- The Washington Times - Wednesday, August 20, 2003

RICHMOND — Police and sheriff’s departments in Virginia have new tools to help them avoid discriminating against racial and ethnic groups in the course of their enforcement activities.

Gov. Mark Warner joined state and local law-enforcement officials yesterday to present a report and model training guidelines issued by an Advisory Panel on Bias-Based Policing created by the General Assembly last year.

Mr. Warner stressed that although a Virginia State Police study last year concluded that racial profiling is not “a pervasive or malicious problem in Virginia,” the panel’s work “is an important step forward in dealing with a very real perception in minority communities that racial profiling does occur.”

Mr. Warner, a Democrat, noted that the panel included “members of the communities where the perception still exists” that police departments or officers make traffic stops or arrests based on racial profiling or bias.

He said that to his knowledge the panel was the first in the nation to bring together community leaders and police officials from the beginning “instead of waiting until an incident occurred and bringing in the community reactively.”

The panel’s members included state lawmakers and agency officials, as well as judges, police officers, clergy and representatives of minority groups and community groups.

Mr. Warner also announced that as a result of the panel’s deliberations, he has approved changing the Uniform Traffic Summons used across the state to include a telephone number that citizens can call if they have any complaints about an officer’s conduct during a traffic stop.

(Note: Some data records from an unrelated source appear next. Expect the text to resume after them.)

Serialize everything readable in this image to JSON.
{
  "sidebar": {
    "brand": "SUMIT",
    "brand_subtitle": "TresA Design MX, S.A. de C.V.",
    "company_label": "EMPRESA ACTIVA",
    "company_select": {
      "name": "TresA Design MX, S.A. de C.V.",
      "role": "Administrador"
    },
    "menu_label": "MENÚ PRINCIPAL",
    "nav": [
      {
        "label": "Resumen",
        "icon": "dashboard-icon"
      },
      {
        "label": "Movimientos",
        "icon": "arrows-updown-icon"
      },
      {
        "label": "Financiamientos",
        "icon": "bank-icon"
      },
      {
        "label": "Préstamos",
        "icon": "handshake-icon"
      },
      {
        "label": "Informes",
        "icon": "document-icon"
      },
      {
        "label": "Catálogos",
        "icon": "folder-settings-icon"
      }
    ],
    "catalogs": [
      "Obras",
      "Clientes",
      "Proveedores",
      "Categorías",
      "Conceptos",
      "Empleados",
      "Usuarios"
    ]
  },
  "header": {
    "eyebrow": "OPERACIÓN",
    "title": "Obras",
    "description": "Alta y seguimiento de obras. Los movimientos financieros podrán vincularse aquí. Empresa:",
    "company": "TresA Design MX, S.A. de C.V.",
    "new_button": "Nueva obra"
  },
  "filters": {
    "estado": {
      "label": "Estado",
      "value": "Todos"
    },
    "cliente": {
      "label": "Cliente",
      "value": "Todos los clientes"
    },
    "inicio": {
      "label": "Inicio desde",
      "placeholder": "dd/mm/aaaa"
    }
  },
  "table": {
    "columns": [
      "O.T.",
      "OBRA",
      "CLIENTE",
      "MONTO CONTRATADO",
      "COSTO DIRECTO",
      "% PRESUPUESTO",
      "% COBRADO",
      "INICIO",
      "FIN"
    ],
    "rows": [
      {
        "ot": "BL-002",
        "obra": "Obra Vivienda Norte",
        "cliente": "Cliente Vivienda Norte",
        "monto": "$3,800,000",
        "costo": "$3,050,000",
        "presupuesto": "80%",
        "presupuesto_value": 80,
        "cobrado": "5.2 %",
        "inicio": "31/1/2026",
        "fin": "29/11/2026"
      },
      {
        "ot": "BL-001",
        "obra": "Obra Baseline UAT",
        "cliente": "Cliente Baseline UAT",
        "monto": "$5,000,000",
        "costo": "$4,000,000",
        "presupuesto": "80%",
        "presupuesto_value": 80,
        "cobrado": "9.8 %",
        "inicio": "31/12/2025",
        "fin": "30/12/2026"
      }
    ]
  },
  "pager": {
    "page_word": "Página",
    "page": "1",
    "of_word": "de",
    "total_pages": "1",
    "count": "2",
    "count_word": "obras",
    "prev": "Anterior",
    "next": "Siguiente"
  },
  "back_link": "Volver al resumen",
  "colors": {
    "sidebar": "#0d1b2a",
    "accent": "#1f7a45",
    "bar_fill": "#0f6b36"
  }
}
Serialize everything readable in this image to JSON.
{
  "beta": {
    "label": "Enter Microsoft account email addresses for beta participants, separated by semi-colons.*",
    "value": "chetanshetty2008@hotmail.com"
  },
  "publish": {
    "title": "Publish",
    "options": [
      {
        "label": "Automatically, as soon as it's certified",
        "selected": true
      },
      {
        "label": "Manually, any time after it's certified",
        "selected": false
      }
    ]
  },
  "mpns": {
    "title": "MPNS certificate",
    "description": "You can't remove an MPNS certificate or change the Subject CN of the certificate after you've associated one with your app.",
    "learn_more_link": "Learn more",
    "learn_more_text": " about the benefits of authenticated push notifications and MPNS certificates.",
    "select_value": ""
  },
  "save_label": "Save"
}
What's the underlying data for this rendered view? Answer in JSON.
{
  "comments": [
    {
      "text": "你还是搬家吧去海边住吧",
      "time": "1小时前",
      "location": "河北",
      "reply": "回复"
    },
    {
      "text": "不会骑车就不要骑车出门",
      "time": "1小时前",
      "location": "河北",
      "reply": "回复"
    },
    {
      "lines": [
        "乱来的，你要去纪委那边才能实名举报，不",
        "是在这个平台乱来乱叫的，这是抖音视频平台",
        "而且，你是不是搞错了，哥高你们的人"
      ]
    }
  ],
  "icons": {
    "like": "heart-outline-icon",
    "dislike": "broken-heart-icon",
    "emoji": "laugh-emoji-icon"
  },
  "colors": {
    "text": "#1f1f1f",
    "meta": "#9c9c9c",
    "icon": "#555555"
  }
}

In addition, the Department of Criminal Justice Services will distribute a series of cards in different languages that police officers can use to help communicate with citizens who speak little or no English.

The panel’s report and model training guidelines represent a first step, Mr. Warner said. Follow-up will include encouraging local police and sheriff’s departments to adopt the guidelines and a consultant study to measure the policy’s results.

The panel issued revised training standards and sample lesson plans for the state’s police academies and a model policy for adoption by local law-enforcement agencies. Adoption of the policy by local agencies is optional.

Among the model standards:

• A general order to be issued to officers noting that they “are prohibited from stopping, detaining, searching or arresting anyone solely because of the person’s race, sex, sexual orientation, gender, national origin, ethnicity, age or religion. These characteristics, however, may form part of reasonable suspicion or probable cause when officers are seeking a suspect with one or more of these attributes.”

• The addition of antibias instruction in training guidelines on how to “[b]ehave in a fair and positive manner to develop and maintain a trust relationship with the citizenry,” “Verbally communicate with people with awareness of different levels of understanding” and “Conduct a traffic stop resulting in an enforcement action.”

The advisory panel was created after the General Assembly passed a bill in 2002 directing the criminal justice department to study the issue of bias in police work and to create training guidelines and standards.

The bill — sponsored by Delegate Kenneth R. Melvin, Portsmouth Democrat, on behalf of Mr. Warner — was passed partly in response to a state police study of racial profiling in Virginia police and sheriff’s departments.

The Virginia Association of Chiefs of Police and the Virginia Sheriffs’ Association participated in the study, which was requested by legislators.

The study — based on surveys of local police chiefs and sheriffs — showed that bias was not seen by local officials as a significant problem, but most of those officials agreed that state guidelines would help correct the perception that significant problems did exist.

As evidence of the absence of racial-profiling problems, the report noted that in the five years ending in October 2001, the state police received 63 complaints of racial discrimination out of nearly 6.5 million contacts between state troopers and members of the public, a rate of less than 1 in 100,000.

No complaints were sustained after investigation.

However, among the 98 sheriffs who responded to the survey, four said members of their staff had been victims of racial profiling, and three said they believed members of the public had been victims of racial profiling by their staff.

Some of the comments offered by participants in the survey suggested a possible lack of clarity about the concept of racial profiling.

For example, one respondent commented, “If most arrests and tickets are in a black neighborhood, that does not signal racial profiling.”

Another noted, “With so much news hype concerning terrorists, most of whom are shown as dark skinned and foreign, we do not want unwarranted attention on our reactions.”

Overall, the study concluded that for the three groups surveyed, “the potential for racial bias exists, but the data do not justify calling the use of race as a prime criterion for making a traffic stop a problem.”